The game is visually solid, offering some great weather effects which make snow storms look fairly believable, and as a nice aesthetic touch, leave Wayne covered in the white whenever he is doing battle amidst a storm. The game rarely experiences slow downs, apart from intense action sequences when multiple explosions are erupting in your immediate vicinity. The cutscenes offer some great character detail and animation, with each of the characters featured sporting solid facial detail and animation coupled with accurate clothing detail.
There’s the typical lineup of action music featured throughout, none of which is particularly impressive but isn’t annoying or of poor quality either. The voice acting is generally top-notch, with the main characters in particular offering some quality voice acting that portrays the characters beautifully. It's a pity then that the dialogue seems to have been largely written by a hamster.

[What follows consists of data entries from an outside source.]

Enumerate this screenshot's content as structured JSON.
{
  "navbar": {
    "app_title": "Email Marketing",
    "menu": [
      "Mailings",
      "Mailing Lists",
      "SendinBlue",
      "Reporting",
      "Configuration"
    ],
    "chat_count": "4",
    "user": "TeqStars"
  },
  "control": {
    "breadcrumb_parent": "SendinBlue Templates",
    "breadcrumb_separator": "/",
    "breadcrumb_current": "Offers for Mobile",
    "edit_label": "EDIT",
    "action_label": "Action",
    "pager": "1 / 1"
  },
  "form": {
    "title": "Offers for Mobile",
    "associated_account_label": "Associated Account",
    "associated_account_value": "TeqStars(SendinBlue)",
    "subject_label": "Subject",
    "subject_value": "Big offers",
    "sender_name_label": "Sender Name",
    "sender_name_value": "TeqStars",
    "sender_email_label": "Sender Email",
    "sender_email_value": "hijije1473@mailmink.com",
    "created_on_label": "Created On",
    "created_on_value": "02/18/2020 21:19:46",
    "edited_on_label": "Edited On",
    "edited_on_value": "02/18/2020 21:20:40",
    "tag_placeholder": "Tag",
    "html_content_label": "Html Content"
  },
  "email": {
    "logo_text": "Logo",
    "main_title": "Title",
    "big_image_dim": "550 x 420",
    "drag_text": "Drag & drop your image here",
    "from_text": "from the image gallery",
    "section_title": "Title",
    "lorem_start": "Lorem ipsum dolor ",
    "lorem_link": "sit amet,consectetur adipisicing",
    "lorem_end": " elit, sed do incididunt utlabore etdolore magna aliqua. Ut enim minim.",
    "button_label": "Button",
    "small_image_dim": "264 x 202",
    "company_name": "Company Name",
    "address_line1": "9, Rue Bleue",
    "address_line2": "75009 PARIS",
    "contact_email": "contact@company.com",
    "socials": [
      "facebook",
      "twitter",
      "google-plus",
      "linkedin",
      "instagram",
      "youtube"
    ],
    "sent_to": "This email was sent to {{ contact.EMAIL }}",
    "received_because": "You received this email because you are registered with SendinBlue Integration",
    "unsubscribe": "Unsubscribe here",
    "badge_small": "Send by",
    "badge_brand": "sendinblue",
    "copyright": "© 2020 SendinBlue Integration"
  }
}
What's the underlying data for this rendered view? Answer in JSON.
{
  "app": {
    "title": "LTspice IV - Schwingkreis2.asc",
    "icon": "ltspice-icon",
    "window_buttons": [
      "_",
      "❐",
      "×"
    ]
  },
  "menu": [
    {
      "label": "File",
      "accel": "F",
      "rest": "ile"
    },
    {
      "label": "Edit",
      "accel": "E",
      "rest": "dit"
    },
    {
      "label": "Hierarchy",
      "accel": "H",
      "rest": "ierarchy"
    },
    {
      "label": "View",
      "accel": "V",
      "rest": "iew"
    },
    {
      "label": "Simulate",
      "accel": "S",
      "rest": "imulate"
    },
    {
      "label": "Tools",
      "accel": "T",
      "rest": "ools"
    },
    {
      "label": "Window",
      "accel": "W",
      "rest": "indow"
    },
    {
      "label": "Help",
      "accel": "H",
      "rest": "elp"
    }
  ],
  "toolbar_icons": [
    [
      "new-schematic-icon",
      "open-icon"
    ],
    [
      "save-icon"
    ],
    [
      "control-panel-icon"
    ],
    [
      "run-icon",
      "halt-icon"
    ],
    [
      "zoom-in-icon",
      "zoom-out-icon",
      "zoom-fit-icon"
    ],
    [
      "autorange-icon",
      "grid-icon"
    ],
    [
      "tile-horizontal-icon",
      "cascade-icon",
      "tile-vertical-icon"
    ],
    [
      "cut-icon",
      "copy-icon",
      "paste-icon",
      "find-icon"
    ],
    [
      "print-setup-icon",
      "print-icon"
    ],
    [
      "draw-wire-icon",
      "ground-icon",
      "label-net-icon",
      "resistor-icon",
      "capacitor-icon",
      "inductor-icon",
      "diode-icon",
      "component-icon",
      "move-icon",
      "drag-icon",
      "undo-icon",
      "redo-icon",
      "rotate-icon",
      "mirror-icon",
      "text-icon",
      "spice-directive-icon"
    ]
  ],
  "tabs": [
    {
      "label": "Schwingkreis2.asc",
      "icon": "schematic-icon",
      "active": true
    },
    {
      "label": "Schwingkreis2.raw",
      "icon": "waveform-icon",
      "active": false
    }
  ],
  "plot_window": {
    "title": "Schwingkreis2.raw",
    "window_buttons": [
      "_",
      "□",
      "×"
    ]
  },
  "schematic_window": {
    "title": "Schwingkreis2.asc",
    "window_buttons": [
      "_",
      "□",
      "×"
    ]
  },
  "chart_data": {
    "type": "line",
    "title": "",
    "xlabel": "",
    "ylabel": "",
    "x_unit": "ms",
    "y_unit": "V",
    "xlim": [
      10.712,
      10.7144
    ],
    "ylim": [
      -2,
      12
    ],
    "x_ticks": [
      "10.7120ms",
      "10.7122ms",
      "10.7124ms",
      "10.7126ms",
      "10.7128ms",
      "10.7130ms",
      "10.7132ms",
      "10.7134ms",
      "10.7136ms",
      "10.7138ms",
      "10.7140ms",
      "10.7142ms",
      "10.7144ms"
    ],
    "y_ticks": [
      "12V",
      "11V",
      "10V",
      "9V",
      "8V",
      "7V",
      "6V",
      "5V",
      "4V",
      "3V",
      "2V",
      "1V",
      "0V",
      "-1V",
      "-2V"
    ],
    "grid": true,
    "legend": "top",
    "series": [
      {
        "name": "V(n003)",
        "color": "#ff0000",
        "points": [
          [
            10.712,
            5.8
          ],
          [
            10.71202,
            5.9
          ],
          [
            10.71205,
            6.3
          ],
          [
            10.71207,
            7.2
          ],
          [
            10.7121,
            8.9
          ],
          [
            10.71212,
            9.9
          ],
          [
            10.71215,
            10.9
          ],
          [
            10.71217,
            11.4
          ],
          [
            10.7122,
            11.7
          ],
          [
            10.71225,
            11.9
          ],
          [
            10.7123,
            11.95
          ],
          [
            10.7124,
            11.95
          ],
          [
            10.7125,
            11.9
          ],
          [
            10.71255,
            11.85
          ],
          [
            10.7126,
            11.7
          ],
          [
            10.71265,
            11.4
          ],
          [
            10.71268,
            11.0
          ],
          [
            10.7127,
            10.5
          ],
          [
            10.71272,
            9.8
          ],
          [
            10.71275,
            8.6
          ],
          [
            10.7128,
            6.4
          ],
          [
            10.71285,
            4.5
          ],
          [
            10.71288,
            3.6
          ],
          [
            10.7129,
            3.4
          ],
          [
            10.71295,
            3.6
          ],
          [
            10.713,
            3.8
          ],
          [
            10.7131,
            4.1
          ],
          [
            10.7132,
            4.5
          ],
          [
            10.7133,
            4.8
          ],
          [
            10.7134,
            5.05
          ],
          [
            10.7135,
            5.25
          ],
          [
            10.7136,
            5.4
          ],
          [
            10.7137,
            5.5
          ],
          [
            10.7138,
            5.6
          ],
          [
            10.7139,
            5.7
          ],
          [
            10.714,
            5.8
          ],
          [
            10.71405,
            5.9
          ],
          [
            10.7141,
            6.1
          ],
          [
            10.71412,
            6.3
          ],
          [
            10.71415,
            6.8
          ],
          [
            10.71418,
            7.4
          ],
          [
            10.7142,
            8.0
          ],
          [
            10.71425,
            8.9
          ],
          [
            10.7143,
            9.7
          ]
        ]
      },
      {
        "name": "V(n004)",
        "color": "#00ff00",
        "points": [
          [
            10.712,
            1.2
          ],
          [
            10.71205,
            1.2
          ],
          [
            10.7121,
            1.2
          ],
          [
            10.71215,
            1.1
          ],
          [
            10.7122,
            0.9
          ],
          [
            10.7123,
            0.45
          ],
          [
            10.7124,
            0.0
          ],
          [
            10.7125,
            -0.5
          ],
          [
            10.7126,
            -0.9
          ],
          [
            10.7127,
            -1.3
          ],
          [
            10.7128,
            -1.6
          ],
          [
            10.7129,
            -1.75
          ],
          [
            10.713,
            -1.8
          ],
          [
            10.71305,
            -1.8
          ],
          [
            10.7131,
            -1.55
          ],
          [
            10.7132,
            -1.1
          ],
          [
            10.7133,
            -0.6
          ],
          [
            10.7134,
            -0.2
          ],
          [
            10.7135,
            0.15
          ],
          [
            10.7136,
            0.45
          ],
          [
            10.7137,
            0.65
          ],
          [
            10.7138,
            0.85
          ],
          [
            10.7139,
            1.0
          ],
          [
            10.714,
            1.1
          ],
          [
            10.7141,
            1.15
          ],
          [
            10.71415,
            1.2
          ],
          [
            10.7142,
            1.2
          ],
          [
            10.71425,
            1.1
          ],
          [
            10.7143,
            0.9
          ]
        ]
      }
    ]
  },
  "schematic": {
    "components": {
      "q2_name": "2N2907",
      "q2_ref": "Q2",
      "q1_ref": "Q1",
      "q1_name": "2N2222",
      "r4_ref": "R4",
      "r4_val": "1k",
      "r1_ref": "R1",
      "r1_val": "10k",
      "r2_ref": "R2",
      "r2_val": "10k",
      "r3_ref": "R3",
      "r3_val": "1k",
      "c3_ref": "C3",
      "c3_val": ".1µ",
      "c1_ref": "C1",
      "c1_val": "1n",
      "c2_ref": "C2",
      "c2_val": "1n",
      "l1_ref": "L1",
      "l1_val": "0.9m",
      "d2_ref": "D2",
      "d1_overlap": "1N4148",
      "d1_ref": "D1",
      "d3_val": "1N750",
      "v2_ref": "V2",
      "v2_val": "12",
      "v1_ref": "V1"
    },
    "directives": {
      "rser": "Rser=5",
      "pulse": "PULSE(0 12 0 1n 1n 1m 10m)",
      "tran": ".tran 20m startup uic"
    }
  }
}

While not a particulary innovative game, Lost Planet: Extreme Condition is a satisfying straight action experience. The missions, while they do lack a sense of variation in gameplay, are interesting enough to keep you playing from start to finish, if only to see how the game’s story pans out. The online multiplayer is a mixed bag, appealing to some while not to others. If you’re looking for a game that demands some strategy in the gameplay, you’re better off looking elsewhere. If you’re simply looking for some solid run-and-gun action, Lost Planet is worth a look – even if it isn’t a “must have.”